From March 8 to 11, 2018, the artists took part in a 60-hour confinement period with the curator. The public was invited to attend the opening of this closed session on March 8 in the form of 5 to 7. This kind of alternative methods of artistic preparation seeks to honor the creative autonomy of the artists, give them a maximum of preparation time and stimulate non-hierarchical complicity, sharing, fomentation and contamination between artist and artist curator.
In an alcove juxtaposing the gallery is a white armchair and a small round table containing a handwritten letter written in blue. The royal blue wax seal of the letter has been broken and the unsigned letter, filed beside it, titled “Établissons un code : si vous recevez de moi une lettre écrite à l’encre ordinaire, bleue, je dis la vérité; si elle est écrite à l’encre rouge, je mens.”
Behind and under the armchair, an area painted in video green, like to use the chair in the making of a film.

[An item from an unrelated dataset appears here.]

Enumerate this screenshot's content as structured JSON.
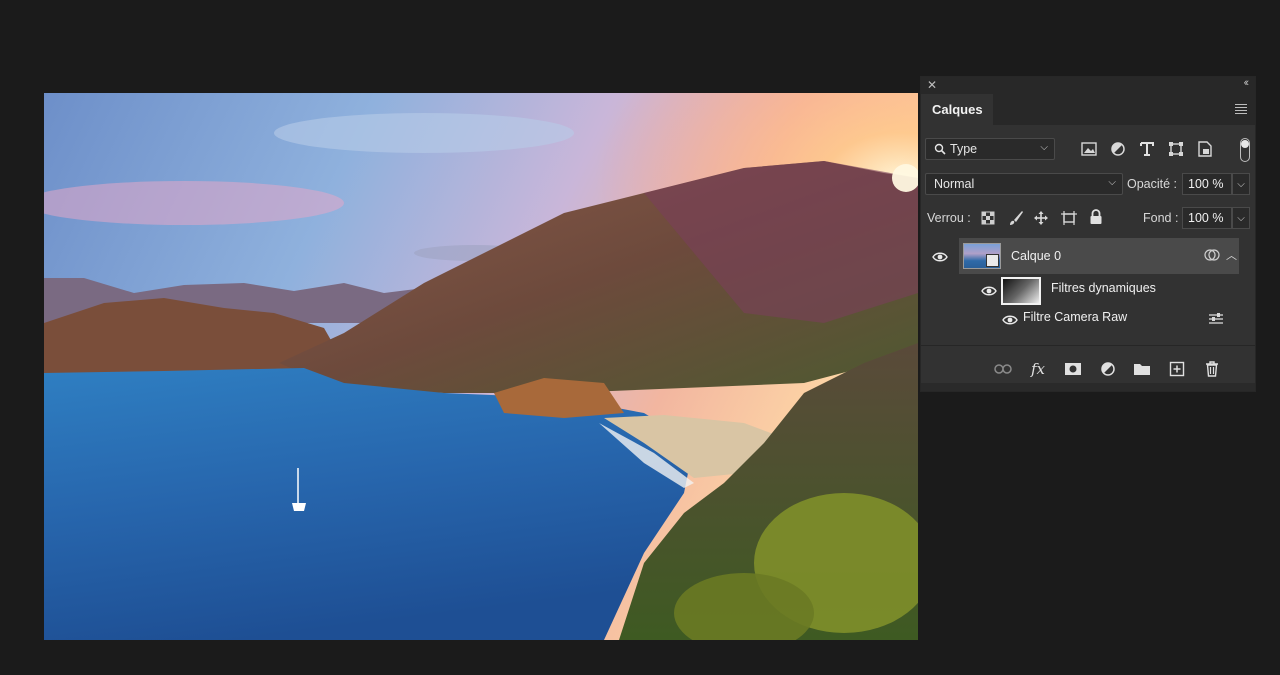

The gallery presents many cards whose informations are printed either in blue or red. At the entrance to the exhibition is a royal blue bicycle with two orange electric extensions. They run through the ceiling and are connected to the lighting system of the gallery, so one’s have to pedal to keep the lights on.
On the right is a self-adhesive mirror vinyl with which the title of the exhibition and the names of the 13 exhibiting artists are displayed. One of the names is censored, replaced by a series of mirror strips.

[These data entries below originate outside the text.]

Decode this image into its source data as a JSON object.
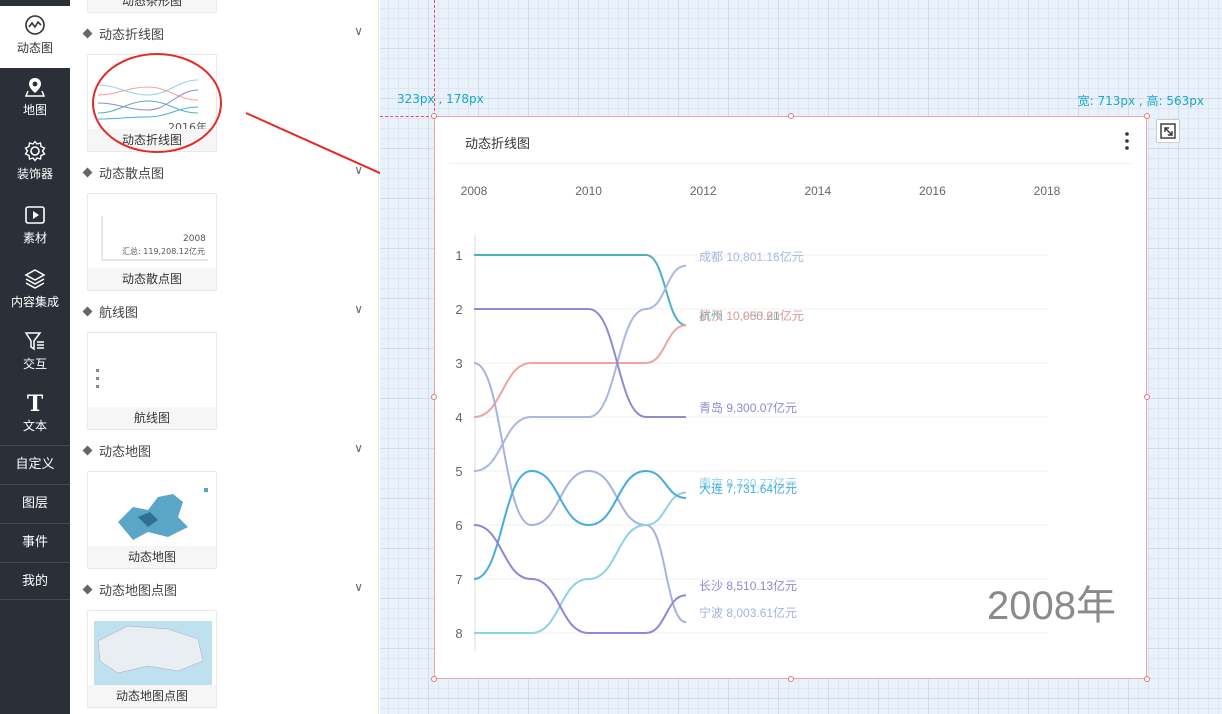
{
  "nav": {
    "items": [
      {
        "label": "动态图",
        "icon": "dynamic-chart-icon"
      },
      {
        "label": "地图",
        "icon": "map-pin-icon"
      },
      {
        "label": "装饰器",
        "icon": "gear-icon"
      },
      {
        "label": "素材",
        "icon": "play-icon"
      },
      {
        "label": "内容集成",
        "icon": "layers-icon"
      },
      {
        "label": "交互",
        "icon": "filter-icon"
      },
      {
        "label": "文本",
        "icon": "text-icon"
      }
    ],
    "text_items": [
      "自定义",
      "图层",
      "事件",
      "我的"
    ]
  },
  "panel": {
    "top_card_caption": "动态条形图",
    "sections": [
      {
        "title": "动态折线图",
        "card_caption": "动态折线图",
        "card_overlay": "2016年"
      },
      {
        "title": "动态散点图",
        "card_caption": "动态散点图",
        "card_overlay": "2008",
        "card_overlay2": "汇总: 119,208.12亿元"
      },
      {
        "title": "航线图",
        "card_caption": "航线图"
      },
      {
        "title": "动态地图",
        "card_caption": "动态地图"
      },
      {
        "title": "动态地图点图",
        "card_caption": "动态地图点图"
      }
    ]
  },
  "canvas": {
    "position_label": "323px , 178px",
    "size_label": "宽: 713px , 高: 563px"
  },
  "widget": {
    "title": "动态折线图",
    "year_watermark": "2008年"
  },
  "chart_data": {
    "type": "line",
    "title": "动态折线图",
    "x_axis_ticks": [
      "2008",
      "2010",
      "2012",
      "2014",
      "2016",
      "2018"
    ],
    "y_axis_ticks": [
      "1",
      "2",
      "3",
      "4",
      "5",
      "6",
      "7",
      "8"
    ],
    "y_inverted": true,
    "x": [
      2008,
      2009,
      2010,
      2011,
      2011.7
    ],
    "series": [
      {
        "name": "杭州",
        "color": "#4db2bd",
        "values": [
          1,
          1,
          1,
          1,
          2.3
        ],
        "label": "杭州 10,050.21亿元"
      },
      {
        "name": "武汉",
        "color": "#f0a3a0",
        "values": [
          4,
          3,
          3,
          3,
          2.3
        ],
        "label": "武汉 10,905.60亿元"
      },
      {
        "name": "成都",
        "color": "#a9b7e1",
        "values": [
          5,
          4,
          4,
          2,
          1.2
        ],
        "label": "成都 10,801.16亿元"
      },
      {
        "name": "青岛",
        "color": "#8d8bd4",
        "values": [
          2,
          2,
          2,
          4,
          4
        ],
        "label": "青岛 9,300.07亿元"
      },
      {
        "name": "宁波",
        "color": "#a6b2df",
        "values": [
          3,
          6,
          5,
          6,
          7.8
        ],
        "label": "宁波 8,003.61亿元"
      },
      {
        "name": "南京",
        "color": "#8ed2e6",
        "values": [
          8,
          8,
          7,
          6,
          5.4
        ],
        "label": "南京 9,720.77亿元"
      },
      {
        "name": "大连",
        "color": "#45ace0",
        "values": [
          7,
          5,
          6,
          5,
          5.5
        ],
        "label": "大连 7,731.64亿元"
      },
      {
        "name": "长沙",
        "color": "#8f88d6",
        "values": [
          6,
          7,
          8,
          8,
          7.3
        ],
        "label": "长沙 8,510.13亿元"
      }
    ]
  }
}
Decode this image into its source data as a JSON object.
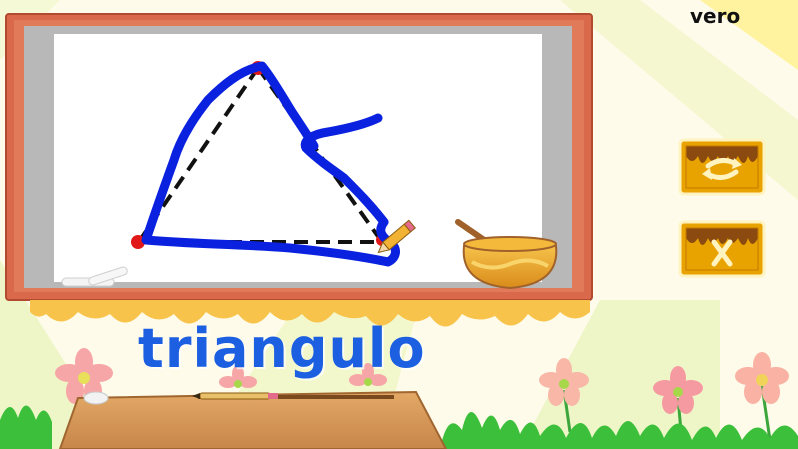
{
  "player": {
    "name": "vero"
  },
  "lesson": {
    "word": "triangulo"
  },
  "controls": {
    "redo_icon": "recycle-arrows-icon",
    "close_icon": "x-icon"
  },
  "colors": {
    "drawing_stroke": "#0a22e0",
    "word_text": "#1c5fe0",
    "button_fill": "#e8a300",
    "board_frame": "#d9694a"
  }
}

On the left wall, 7 giant pages in the proportions of a standard page cover the entire wall, forming with a last page on the back wall a movie script. It is entitled Dialogue with Morpheus – scene 101.
Opposite this last page (on which are drawn two concentric squares in suites of 0 and 1) is visible what seems to be a reproduction of Kasimir Severinovich Malevich’s Carré noir sur fond blanc. A forest green dollar symbol ($) was traced with an aerosol can on this artwork. It expands somewhat out of the black square.
In the center of the gallery, a podium about a foot high (covered with a pattern alternating the black and white squares) presents 3 books, including Introducing Evolutionary Psychology by Dylan Evans and Oscar Zarate which is placed on its fourth cover. Another of these books, Jean Baudrillard’s Simulacres et simulation, is open, presenting a square hole. A 3.5″ black computer disk of the same size as the hole is placed next to it. The last book is opened and placed on a mirror that reflects the title: Out of control – The New Biology of Machines, Social Systems, and the Economic World.
On the floor near the podium is a small screen broadcasting a short film scene of very small size. In this scene, a man seen from above descends a staircase to the very bottom of it. The looped scene gives the impression that he goes down the stairs forever. The screen is powered by an orange extension cord that connects to the ceiling.
On the next wall (facing the large pages), three pages from the TOB Bible (p.23, p.93, p.159) are hung. The passages related to the “Demon Legion” are underlined. The Bible (from which the pages come) is placed on the ground.
Very high above these pages is hung the small framed portrait of an elderly man in graphite pencil. It looks like a robot portrait.
On the last wall, the one under the windows of the gallery (of which only the central window was not blocked), a dark table presents a still life recreating a photocopied image which is also present on the table. One of the legs of the table was wedged with a plastic-covered copy of L’Avalée des avalées by Réjean Ducharme. Near the still life, a spinning top spins itself uninterruptedly. A last orange extension leaves the table to connect to a wall outlet.
Near a blocked window are installed two speakers. At 16h exactly, the closing time of the gallery, we hear a short excerpt from the song Non, je ne regrette rien by Edith Piaf.